Quotas for women seem to be the hot thing in the Middle East these days. Libya just announced a 10 percent quota for women in its new election law. Tunisia used a form of quotas to enhance women’s participation in its recent election. Iraq has used quotas in parliament and just expanded the use of quotas for women to the civil service; Morocco, Egypt, and Jordan have also used quotas. Over the past week, I’ve received several queries from blog readers about quotas: Which countries use them? How do they work? Are they democratic? Are they even effective? These are all big questions, and to answer them thoroughly is beyond the scope of this blog post, so here is just a snap-shot.
Iraq has a quota reserving 25 percent of parliamentary seats for women. Of the 86 current female parliamentarians, only 5 won enough votes in 2010 to be elected without the quota. Many of the women on party lists were relatives of politicians or from prominent families, who ran simply to allow the party to fulfill the legal requirement for female representation. Women’s impact on policy and effective governance has been limited. The number of female ministers has in fact declined in the last ten years, largely due to the delicate power sharing arrangements that political parties have reached that divvy up ministerial spots to party leaders (who are men). As I wrote in my book Paradise Beneath Her Feet: How Women are Transforming the Middle East: Iraqi female members of parliament have been regularly insulted by their male colleagues and relegated to working on “women’s issues.” Still, they are in the political mix, and a few have become political role models for a younger generation of aspiring female politicians coming up through the ranks. The government seems happy enough with the quotas that they’ve extended them to new hires in the public sector.

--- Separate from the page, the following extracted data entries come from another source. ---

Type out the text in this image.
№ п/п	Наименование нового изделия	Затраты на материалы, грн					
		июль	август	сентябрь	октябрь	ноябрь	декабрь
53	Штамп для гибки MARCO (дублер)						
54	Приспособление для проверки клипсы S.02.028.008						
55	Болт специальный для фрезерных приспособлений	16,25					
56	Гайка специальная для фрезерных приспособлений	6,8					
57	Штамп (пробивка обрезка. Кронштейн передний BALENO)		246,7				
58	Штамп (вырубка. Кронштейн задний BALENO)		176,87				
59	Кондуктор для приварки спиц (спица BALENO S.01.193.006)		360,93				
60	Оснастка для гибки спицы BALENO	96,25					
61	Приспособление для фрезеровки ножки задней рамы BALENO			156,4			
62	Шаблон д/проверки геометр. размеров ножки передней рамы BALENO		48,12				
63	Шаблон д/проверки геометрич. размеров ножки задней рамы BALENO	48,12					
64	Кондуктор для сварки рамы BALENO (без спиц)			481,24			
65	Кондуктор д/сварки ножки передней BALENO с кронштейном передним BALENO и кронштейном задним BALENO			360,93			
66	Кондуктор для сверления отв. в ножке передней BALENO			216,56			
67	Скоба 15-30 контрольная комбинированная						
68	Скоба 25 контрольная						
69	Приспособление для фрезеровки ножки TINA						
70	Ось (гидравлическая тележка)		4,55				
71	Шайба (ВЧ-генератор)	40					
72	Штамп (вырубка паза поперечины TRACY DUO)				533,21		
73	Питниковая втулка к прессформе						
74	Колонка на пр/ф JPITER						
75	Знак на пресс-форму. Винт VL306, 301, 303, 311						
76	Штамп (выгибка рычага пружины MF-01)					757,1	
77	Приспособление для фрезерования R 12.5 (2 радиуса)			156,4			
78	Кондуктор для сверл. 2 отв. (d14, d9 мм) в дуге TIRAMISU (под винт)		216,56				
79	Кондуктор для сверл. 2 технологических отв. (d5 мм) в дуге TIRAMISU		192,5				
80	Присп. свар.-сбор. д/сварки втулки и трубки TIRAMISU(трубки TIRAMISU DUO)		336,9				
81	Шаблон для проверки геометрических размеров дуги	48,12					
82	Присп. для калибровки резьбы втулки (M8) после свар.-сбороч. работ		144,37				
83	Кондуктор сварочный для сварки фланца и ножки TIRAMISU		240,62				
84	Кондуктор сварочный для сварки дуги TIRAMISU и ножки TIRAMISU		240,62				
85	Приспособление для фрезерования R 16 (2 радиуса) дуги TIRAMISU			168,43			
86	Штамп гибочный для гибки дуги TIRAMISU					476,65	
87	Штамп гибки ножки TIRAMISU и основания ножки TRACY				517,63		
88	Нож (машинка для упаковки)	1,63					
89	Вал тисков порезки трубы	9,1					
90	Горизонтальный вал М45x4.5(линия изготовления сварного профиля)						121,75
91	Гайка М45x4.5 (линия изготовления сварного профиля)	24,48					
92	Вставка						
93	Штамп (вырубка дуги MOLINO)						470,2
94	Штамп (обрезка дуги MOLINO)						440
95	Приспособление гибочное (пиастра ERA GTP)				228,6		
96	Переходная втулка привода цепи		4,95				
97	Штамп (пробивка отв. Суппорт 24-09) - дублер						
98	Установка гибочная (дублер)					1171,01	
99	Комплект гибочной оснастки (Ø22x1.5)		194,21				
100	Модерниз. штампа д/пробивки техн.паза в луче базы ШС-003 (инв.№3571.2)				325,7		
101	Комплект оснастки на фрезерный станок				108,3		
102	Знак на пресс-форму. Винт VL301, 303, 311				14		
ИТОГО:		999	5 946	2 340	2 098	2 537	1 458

A new quota mandates that women make up 50 percent of new hires in the Health and Education ministries and 30 percent in all other ministries. While this could help ease high levels of unemployment for women, it will also compound the trend in Gulf countries where women are disproportionately employed in the public sector.
Tunisia also implemented a quota for women’s participation in their parliamentary elections at the end of October. Following a closed-list proportional representation system, parties were required to have equal numbers of men and women on their list, alternating candidates by gender. This is known as a “zippered” list, and effectively guarantees that women will win seats, though the quota does not define a percentage of seats allocated for women. Overall, women won 23 percent of seats in parliament. (Forty-two of the 49 women elected are from the Islamist Al Nahda party, which won the lion’s share of the votes.)

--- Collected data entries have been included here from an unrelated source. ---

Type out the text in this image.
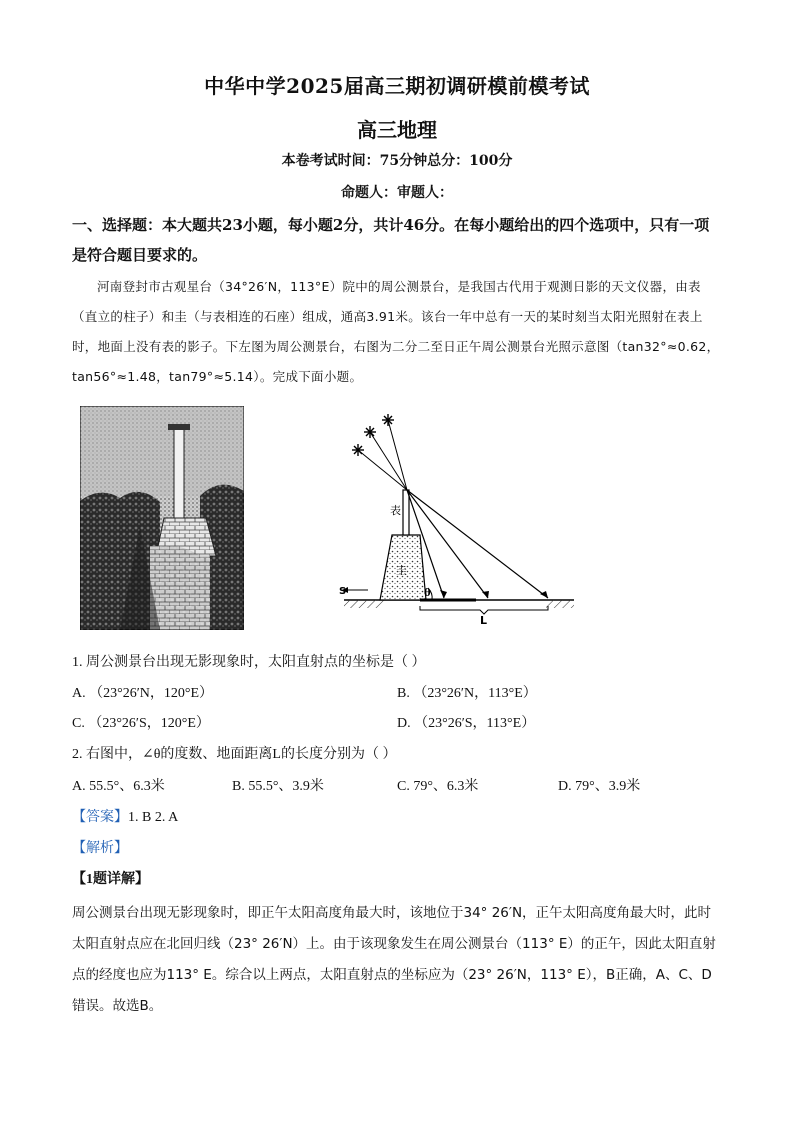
中华中学2025届高三期初调研模前模考试
高三地理
本卷考试时间：75分钟总分：100分
命题人：审题人：
一、选择题：本大题共23小题，每小题2分，共计46分。在每小题给出的四个选项中，只有一项是符合题目要求的。
河南登封市古观星台（34°26′N，113°E）院中的周公测景台，是我国古代用于观测日影的天文仪器，由表（直立的柱子）和圭（与表相连的石座）组成，通高3.91米。该台一年中总有一天的某时刻当太阳光照射在表上时，地面上没有表的影子。下左图为周公测景台，右图为二分二至日正午周公测景台光照示意图（tan32°≈0.62，tan56°≈1.48，tan79°≈5.14）。完成下面小题。
S
表
圭
θ
L
1. 周公测景台出现无影现象时，太阳直射点的坐标是（ ）
A. （23°26′N，120°E）	B. （23°26′N，113°E）
C. （23°26′S，120°E）	D. （23°26′S，113°E）
2. 右图中，∠θ的度数、地面距离L的长度分别为（ ）
A. 55.5°、6.3米	B. 55.5°、3.9米	C. 79°、6.3米	D. 79°、3.9米
【答案】1. B 2. A
【解析】
【1题详解】
周公测景台出现无影现象时，即正午太阳高度角最大时，该地位于34° 26′N，正午太阳高度角最大时，此时太阳直射点应在北回归线（23° 26′N）上。由于该现象发生在周公测景台（113° E）的正午，因此太阳直射点的经度也应为113° E。综合以上两点，太阳直射点的坐标应为（23° 26′N，113° E），B正确，A、C、D错误。故选B。
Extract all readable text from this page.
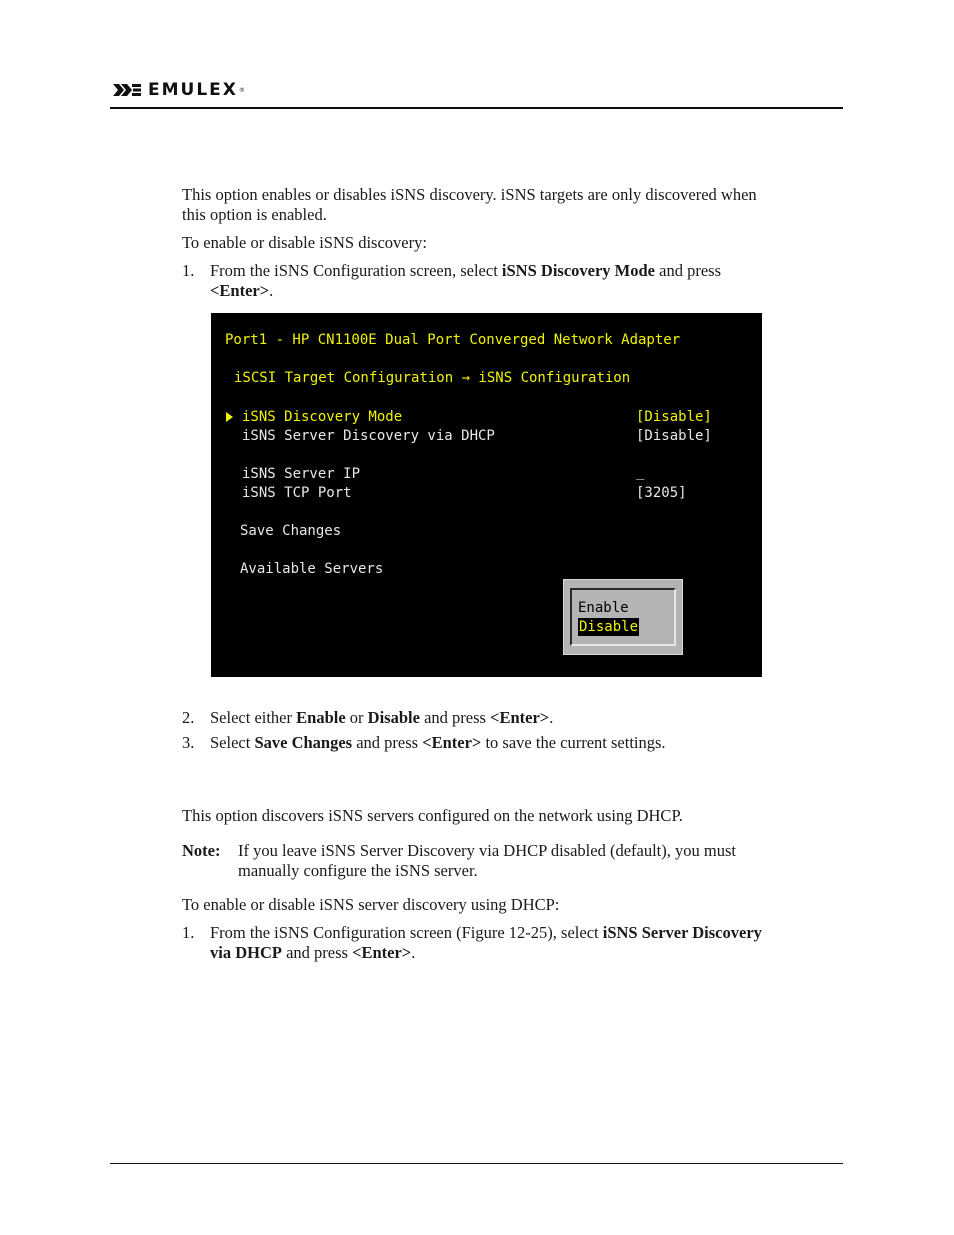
EMULEX ®

This option enables or disables iSNS discovery. iSNS targets are only discovered when

this option is enabled.

To enable or disable iSNS discovery:

1. From the iSNS Configuration screen, select iSNS Discovery Mode and press

<Enter>.

Port1 - HP CN1100E Dual Port Converged Network Adapter
iSCSI Target Configuration → iSNS Configuration
iSNS Discovery Mode	[Disable]
iSNS Server Discovery via DHCP	[Disable]
iSNS Server IP	_
iSNS TCP Port	[3205]
Save Changes
Available Servers
Enable
Disable
2. Select either Enable or Disable and press <Enter>.

3. Select Save Changes and press <Enter> to save the current settings.

This option discovers iSNS servers configured on the network using DHCP.

Note: If you leave iSNS Server Discovery via DHCP disabled (default), you must

manually configure the iSNS server.

To enable or disable iSNS server discovery using DHCP:

1. From the iSNS Configuration screen (Figure 12-25), select iSNS Server Discovery

via DHCP and press <Enter>.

A less effective version of this quota system has been implemented in the on-going Egyptian parliamentary elections. Parties were required to include one woman on their list, though they were not required to place the female candidate in a winning position. The results speak for themselves with fewer than 10 women elected to the 498 member parliament as the third and final round of elections wind down. (So far, I’ve confirmed three women elected from the Freedom and Justice Party, one from Al Wafd, and another from the Egyptian Social Democratic Party.)
My bottom line on quotas is that they are not a solution for every country, nor are they guaranteed to increase women’s meaningful and effective participation in governance. Quotas bring women’s voices into political systems where they are otherwise excluded, short-cutting a process that can naturally take generations. They have been used successfully by countries ranging from Norway to Rwanda to India. Other factors – like strong political will, enabling women’s freedom of movement, and networks of support for female candidates – significantly strengthen the effectiveness of quotas.
For those interested in learning more about the use and effectiveness of quotas in politics, I recommend the work of Drude Dahlerup. Below are Drude’s pros and cons on quotas. What do you think?
- Quotas for women do not discriminate, but compensate for actual barriers that prevent women from their fair share of the political seats.
- Quotas imply that there are several women together in a committee or assembly, thus minimizing the stress often experienced by the token women.
- Women have the right as citizens to equal representation.
- Women’s experiences are needed in political life.
- Election is about representation, not educational qualifications.
- Women are just as qualified as men, but women’s qualifications are downgraded and minimized in a male-dominated political system.
- It is in fact the political parties that control the nominations, not primarily the voters who decide who gets elected.
- Introducing quotas may cause conflicts, but only temporarily.
- Quotas are against the principle of equal opportunity for all, since women are given preference.
- Quotas are undemocratic, because voters should be able to decide who is elected.
- Quotas imply that politicians are elected because of their gender, not because of their qualifications and that more qualified candidates are pushed aside.
- Many women do not want to get elected just because they are women.
- Introducing quotas creates significant conflicts within the party organization.